The castle was beautiful in the way that predatory things were beautiful. Elegant. Precise. Perfectly designed for its purpose. Seven towers, each dedicated to a different aspect of Grindelwald's ideology. The central spire was tallest—his personal domain, where he planned conquests and imagined futures where wizardkind ruled and everyone else learned to be grateful for the arrangement.
The main gate bore his motto in wrought iron letters ten feet tall:
**FÜR DAS GRÖSSERE WOHL**
*For the Greater Good.*
Three words that justified everything that happened behind those walls. Every torture. Every execution. Every prisoner who entered believing in justice and left—when they left—believing in nothing at all.
Inside the central tower, Gellert Grindelwald stood at a window that overlooked his domain.
He was fifty-seven but looked forty. Magic and vanity in equal measure maintaining the appearance of a man in his prime. Platinum blonde hair swept back from a patrician face. Heterochromatic eyes—one blue, one milk-white from a curse that had misfired in 1927. Sharp features that suggested aristocracy and danger in equal proportion.

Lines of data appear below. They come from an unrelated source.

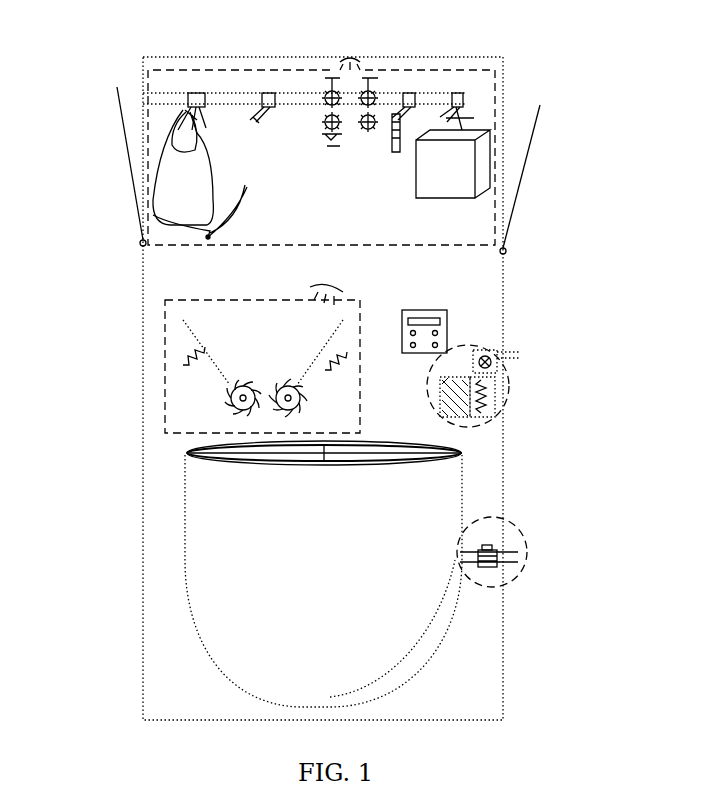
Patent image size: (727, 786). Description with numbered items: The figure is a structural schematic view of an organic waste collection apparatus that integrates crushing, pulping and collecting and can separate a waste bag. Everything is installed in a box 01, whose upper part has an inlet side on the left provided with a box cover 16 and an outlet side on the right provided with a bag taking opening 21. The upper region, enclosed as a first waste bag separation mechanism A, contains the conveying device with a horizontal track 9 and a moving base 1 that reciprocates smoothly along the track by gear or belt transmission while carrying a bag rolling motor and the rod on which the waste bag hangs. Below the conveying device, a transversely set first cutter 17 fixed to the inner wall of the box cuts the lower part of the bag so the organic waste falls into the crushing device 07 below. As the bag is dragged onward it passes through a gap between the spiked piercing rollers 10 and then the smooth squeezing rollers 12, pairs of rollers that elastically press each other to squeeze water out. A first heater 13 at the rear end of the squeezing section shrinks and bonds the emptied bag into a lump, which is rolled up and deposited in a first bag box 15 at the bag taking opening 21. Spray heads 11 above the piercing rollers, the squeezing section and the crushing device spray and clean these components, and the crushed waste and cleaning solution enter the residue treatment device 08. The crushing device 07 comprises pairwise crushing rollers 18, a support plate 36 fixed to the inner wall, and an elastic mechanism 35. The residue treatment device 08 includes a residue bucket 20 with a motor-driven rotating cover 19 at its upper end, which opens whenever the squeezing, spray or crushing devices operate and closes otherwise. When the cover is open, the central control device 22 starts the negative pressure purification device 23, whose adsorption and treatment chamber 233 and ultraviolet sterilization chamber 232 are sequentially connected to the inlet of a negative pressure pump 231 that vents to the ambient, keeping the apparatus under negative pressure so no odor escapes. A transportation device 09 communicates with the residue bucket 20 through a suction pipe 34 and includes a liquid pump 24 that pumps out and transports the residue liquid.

The box 01 is at (143, 635).
The first waste bag separation mechanism A is at (493, 208).
The crushing device 07 is at (141, 246).
The bag taking opening 21 is at (527, 160).
The moving base 1 is at (192, 95).
The horizontal track 9 is at (245, 93).
The piercing rollers 10 is at (328, 93).
The spray head 11 is at (348, 60).
The squeezing rollers 12 is at (378, 97).
The first heater 13 is at (408, 97).
The first bag box 15 is at (473, 128).
The box cover 16 is at (137, 207).
The first cutter 17 is at (160, 218).
The support plate 36 is at (183, 357).
The elastic mechanism 35 is at (232, 395).
The crushing rollers 18 is at (218, 397).
The rotating cover 19 is at (200, 447).
The residue bucket 20 is at (212, 578).
The suction pipe 34 is at (428, 632).
The residue treatment device 08 is at (368, 650).
The central control device 22 is at (447, 310).
The negative pressure purification device 23 is at (508, 402).
The negative pressure pump 231 is at (487, 350).
The ultraviolet sterilization chamber 232 is at (490, 380).
The adsorption and treatment chamber 233 is at (462, 417).
The liquid pump 24 is at (495, 548).
The transportation device 09 is at (530, 548).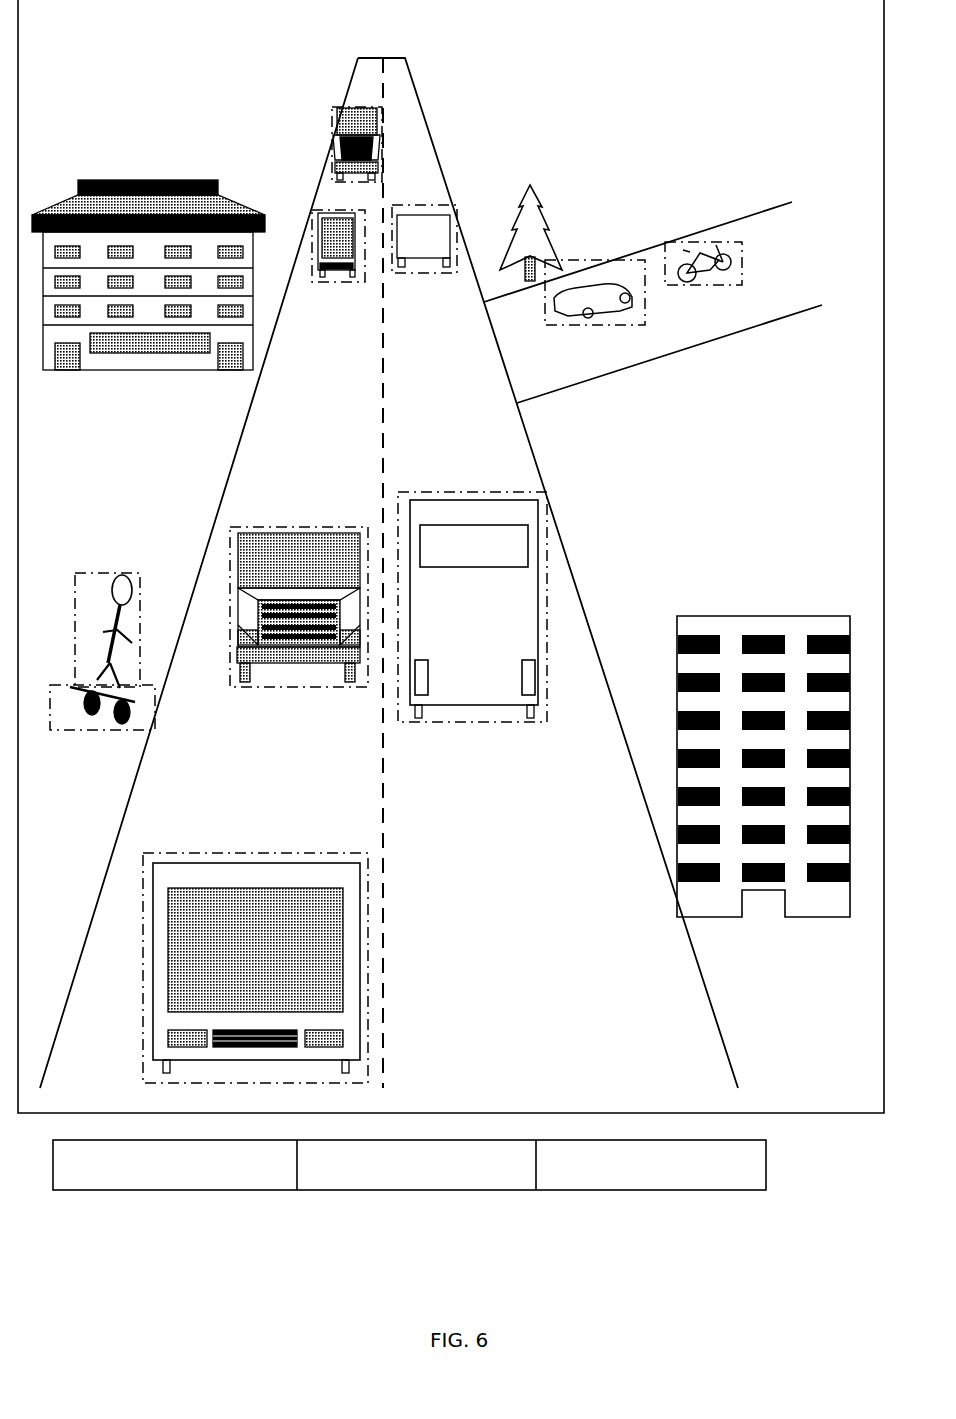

He wore robes of deepest black with silver trim. Simple. Elegant. The clothing of someone who didn't need ostentation to announce importance.
Behind him, the study was a study in controlled aesthetics. Dark wood furniture. Shelves lined with books—some rare, some forbidden, some so dangerous that merely reading them constituted a war crime in seventeen countries. Maps covered one wall, showing Europe divided into territories marked in different colors. Blue for current control. Red for contested areas. Green for targets.
A lot of green. Grindelwald was ambitious.
He'd been standing at the window for twenty minutes. Silent. Still. The kind of stillness that meant he was thinking, and when Grindelwald thought, people usually died in interesting ways.
A chime sounded. Soft. Musical. The wards announcing visitors.
"Enter," Grindelwald said without turning.
The door opened. Vinda Rosier entered first, her purple robes singed, her face carefully composed but showing stress around the eyes. Behind her came Pollux Black, his expression the studied neutrality of someone delivering bad news to people who killed messengers.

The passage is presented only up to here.